Eunice Paiva (Fernanda Torres), ses enfants, mais pas leur père –et le sourire comme arme.

Retour sur l’époque de la dictature brésilienne avec Walter Salles, héritage d’une longue histoire du cinéma chez Arnaud Desplechin ou échos actuels de la guerre civile libanaise chez David Oelhoffen: ces films mobilisent le passé pour résonner aujourd’hui.

«Je suis toujours là» de Walter Salles

Malgré l’inquiétante séquence d’ouverture où une femme se baigne dans la mer, scène légère bientôt alourdie de la menace, même encore informulée, d’un vol d’hélicoptère, il faut un peu de temps pour que se précise la singularité du nouveau film de Walter Salles.

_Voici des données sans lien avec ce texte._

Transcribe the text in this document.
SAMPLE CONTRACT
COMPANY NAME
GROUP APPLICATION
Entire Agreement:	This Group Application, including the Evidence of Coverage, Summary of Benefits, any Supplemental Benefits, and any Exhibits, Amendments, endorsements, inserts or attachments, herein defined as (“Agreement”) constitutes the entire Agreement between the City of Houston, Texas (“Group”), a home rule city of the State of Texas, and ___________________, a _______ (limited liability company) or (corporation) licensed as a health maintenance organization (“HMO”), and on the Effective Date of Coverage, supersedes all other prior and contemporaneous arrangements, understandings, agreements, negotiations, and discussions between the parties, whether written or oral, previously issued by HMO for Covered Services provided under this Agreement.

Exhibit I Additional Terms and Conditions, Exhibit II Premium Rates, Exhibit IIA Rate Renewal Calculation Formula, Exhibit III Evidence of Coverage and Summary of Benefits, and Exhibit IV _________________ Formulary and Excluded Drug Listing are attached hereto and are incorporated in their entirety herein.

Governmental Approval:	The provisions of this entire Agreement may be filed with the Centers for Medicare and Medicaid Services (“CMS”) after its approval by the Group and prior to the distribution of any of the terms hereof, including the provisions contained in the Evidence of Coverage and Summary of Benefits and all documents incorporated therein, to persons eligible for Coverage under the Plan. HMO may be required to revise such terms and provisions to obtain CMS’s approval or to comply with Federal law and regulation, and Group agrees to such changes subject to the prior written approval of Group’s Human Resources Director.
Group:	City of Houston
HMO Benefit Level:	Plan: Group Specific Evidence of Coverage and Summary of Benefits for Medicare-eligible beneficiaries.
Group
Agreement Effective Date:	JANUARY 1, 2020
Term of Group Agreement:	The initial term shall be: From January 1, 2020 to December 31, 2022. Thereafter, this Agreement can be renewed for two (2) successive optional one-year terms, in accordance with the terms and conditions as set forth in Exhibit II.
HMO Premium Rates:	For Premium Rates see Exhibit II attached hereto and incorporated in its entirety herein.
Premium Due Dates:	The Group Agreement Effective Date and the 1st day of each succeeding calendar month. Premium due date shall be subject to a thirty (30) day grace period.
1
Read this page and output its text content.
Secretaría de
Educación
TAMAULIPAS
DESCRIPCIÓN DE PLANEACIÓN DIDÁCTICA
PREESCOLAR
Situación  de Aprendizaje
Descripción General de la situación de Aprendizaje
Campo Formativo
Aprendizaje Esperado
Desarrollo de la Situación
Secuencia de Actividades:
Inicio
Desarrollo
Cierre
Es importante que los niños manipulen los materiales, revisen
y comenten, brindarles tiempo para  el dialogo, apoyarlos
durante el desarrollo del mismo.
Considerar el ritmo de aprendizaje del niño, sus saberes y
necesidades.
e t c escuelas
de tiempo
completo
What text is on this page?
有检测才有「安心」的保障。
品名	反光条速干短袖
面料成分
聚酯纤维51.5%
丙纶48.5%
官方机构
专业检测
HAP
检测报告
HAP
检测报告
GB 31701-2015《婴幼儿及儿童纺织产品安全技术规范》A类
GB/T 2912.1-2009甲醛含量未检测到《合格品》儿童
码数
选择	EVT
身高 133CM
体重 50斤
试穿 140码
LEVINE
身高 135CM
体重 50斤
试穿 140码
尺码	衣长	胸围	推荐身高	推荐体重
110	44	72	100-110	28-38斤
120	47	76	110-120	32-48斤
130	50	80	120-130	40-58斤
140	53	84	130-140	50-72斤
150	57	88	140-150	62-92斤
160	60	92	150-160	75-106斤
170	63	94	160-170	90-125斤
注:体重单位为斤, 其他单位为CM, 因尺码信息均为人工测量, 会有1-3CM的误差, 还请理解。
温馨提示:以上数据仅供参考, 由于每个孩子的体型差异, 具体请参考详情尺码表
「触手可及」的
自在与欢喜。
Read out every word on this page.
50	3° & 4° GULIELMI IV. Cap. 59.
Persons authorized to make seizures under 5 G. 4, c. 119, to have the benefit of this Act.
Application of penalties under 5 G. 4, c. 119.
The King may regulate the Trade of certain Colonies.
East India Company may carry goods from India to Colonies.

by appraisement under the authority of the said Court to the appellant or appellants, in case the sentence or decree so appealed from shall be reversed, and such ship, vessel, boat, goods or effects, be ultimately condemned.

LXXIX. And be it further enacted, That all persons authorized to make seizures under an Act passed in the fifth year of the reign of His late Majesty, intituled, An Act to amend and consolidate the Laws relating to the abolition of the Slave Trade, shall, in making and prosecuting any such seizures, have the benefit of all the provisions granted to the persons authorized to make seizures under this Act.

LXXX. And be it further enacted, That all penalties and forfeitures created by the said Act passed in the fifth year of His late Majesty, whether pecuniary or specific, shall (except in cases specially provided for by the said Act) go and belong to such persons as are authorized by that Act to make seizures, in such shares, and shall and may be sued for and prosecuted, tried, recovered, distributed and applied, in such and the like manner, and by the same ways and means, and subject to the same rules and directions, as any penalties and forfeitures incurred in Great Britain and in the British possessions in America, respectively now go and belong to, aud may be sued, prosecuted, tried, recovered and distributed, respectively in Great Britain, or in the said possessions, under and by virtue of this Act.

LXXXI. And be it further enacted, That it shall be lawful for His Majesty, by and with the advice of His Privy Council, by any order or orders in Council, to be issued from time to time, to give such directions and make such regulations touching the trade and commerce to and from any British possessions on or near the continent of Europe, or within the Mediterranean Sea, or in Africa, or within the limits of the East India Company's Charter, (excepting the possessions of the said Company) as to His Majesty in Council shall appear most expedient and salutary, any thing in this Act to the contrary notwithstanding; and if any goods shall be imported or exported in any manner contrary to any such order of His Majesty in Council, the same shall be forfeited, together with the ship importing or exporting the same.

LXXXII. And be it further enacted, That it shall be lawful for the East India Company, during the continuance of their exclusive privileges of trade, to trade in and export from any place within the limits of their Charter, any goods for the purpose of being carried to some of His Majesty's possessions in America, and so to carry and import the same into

Être aux côtés des membres de cette famille très aisée de Rio au début des années 1970, à l’époque où la dictature militaire au Brésil durcit encore sa politique répressive, apparaît d’abord comme une situation décalée. Dans la grande maison de Rubens Paiva, qui a été député d’un parti de centre gauche, sa famille et ses amis vivent, entre plage et soirées amicales, une existence relativement paisible.

La mère, Eunice, les cinq enfants et adolescents qui composent la progéniture, les amis et amies des unes et des autres, sans ignorer la situation, ont des préoccupations et des modes de vie où dominent tracas personnels et plaisirs du quotidien.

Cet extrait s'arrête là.